L'onorevole Edoardo Fanucci
L’On. Edoardo Fanucci

ROMA. Il deputato pistoiese Edoardo Fanucci aderisce al Comitato per il Sì al referendum sulla fusione di Abetone e Cutigliano.

“La fusione – ha spiegato – si conferma un’ottima soluzione per ottimizzare la gestione dei Comuni e contribuire alle esigenza di finanza pubblica. Il prossimo novembre, i cittadini di Abetone e Cutigliano saranno chiamati ad esprimersi in merito a questa possibilità.

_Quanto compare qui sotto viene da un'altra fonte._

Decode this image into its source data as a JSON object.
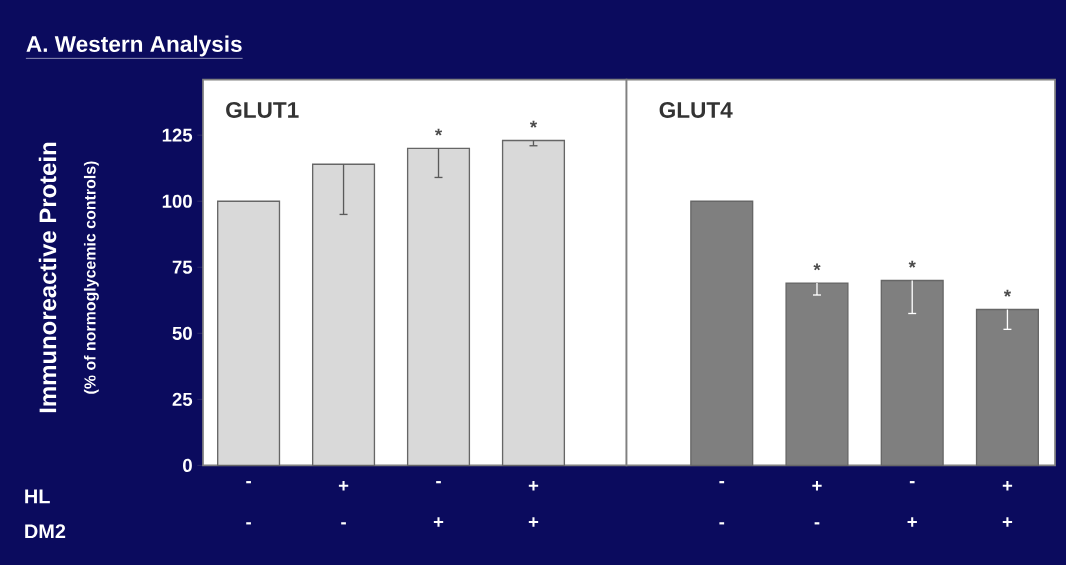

“La riduzione dei Municipi nella nostra montagna potrebbe garantire una gestione migliore di territori molto simili tra loro, assicurando allo stesso tempo vicinanza e un rapporto diretto con gli amministratori.

“Mi auguro che i cittadini colgano le straordinarie opportunità offerte della fusione e si schierino dalla parte del nuovo Comune unico Abetone-Cutigliano. Ben 16 Comuni toscani stanno avviando le procedure per interpellare le persone sulla fusione.

Per la nostra Provincia, il Sì al referendum sarebbe il primo, fondamentale, passo di un percorso di cambiamento ormai necessario e urgente”.

[ghilardi]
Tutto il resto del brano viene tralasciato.